Sunday, October 14, 2018

Perhaps the Errors of His Youth Should not Disqualify Kavanaugh

  I remember the term from high school -- "depantsing" -- and I think of how throughout my life I have heard of people doing what is called, "mooning."
   And, in an age of the #MeToo movement, I wonder if it is few, the people who have been convicted of such crimes -- for sexual assault and indecent exposure they surely are, and those two things are crimes.
   And, I wonder if part of the reason they are so easily excused, is that these are teenagers who so often are the perpetrators. Are youth more inclined to such things?
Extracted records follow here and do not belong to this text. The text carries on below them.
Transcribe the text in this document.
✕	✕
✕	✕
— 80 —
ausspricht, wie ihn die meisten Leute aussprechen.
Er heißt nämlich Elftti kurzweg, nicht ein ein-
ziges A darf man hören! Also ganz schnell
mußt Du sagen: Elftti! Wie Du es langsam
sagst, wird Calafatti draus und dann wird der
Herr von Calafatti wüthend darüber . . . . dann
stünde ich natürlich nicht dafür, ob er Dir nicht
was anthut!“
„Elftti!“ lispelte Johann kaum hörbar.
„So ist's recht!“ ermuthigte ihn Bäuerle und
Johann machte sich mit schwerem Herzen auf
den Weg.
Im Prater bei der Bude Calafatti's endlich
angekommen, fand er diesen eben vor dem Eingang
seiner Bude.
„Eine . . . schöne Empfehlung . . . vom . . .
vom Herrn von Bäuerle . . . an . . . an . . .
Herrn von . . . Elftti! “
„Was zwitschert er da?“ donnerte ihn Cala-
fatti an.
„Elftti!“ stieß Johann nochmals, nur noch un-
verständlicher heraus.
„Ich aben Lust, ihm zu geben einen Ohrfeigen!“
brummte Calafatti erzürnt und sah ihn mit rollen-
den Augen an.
Or, do we give them a little more leeway to grow up?
    And, I think of Brett Kavanaugh, and the accusations against him. Boys will be boys, goes the saying. The good lot of us were known to have sown some wild oats back in our youth, goes the argument. What kind of hypocrites are we, if we hold him liable 36 years later while most all of us had some kind of failings in our youth?
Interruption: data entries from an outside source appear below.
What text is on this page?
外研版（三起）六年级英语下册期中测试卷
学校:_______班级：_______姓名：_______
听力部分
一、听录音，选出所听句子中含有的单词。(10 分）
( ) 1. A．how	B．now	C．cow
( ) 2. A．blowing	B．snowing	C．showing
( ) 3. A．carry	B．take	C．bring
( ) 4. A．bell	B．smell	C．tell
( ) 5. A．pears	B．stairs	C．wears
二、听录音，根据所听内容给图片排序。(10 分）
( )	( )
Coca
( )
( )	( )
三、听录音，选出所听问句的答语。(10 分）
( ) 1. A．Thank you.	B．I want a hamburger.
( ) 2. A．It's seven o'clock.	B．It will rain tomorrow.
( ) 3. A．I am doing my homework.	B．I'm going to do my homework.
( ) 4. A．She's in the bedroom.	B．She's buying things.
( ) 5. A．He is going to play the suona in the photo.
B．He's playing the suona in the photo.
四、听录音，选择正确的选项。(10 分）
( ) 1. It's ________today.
   Now, if you think you know the point I have come to talk to you about, you don't know the full of it. I haven't mentioned a lot of it yet. And, I'm rather sure you haven't guessed.
    So, let me tell you. Let me explain.
    A couple days ago, I was reading in my scriptures, Moroni 8 in the Book of Mormon. Now, you may wonder what this has to do with Brett Kavanaugh. Again, let me explain. It speaks of baptizing children, and says children do not need baptism, for they are not capable of sin, for the law is not given unto them. If I understand the scriptures correctly, if children cannot sin, they do not need repentance.
   So, Brett Kavanaugh? He was a teenager. If he committed the sexual offense, it came well after the age being spoken of in the Book of Mormon.
   But, notice this: It seems the reason children are not accountable for their sins, is that they haven't been fully taught. Once they are taught right from wrong, then they become accountable. Now, children are taught and raise by their children through their teenage years. In fact, they need a parent's nurturing, teaching guidance in the teen years as much as any.
   They may be baptized in The Church of Jesus Christ of Latter-day Saints at age 8, but they are still learning. I would suppose part of that learning is doing wrong so they learn that it is wrong. Have you noticed we do not hold teenagers to the same legal standards as adults? We have juvenile courts for juveniles and a separate set of rules and punishments.
   So, what I am saying, is that just as children are not considered accountable for their sins, and cannot be baptized in The Church of Jesus Christ until age 8, so the child continues the learning process, and continues to become more and more accountable.
   Mankind acknowledges as much with these laws giving them leeway as minors.
   So, should Kavanaugh -- if he did commit the offenses he is accused of -- be locked off the Supreme Court for them? I think there are others things that might should disqualify him, but perhaps the errors of his youth should not. 

Note: Edited 10/16 to correct an error. In the second paragraph, the words "public exposure" were changed to "indecent exposure."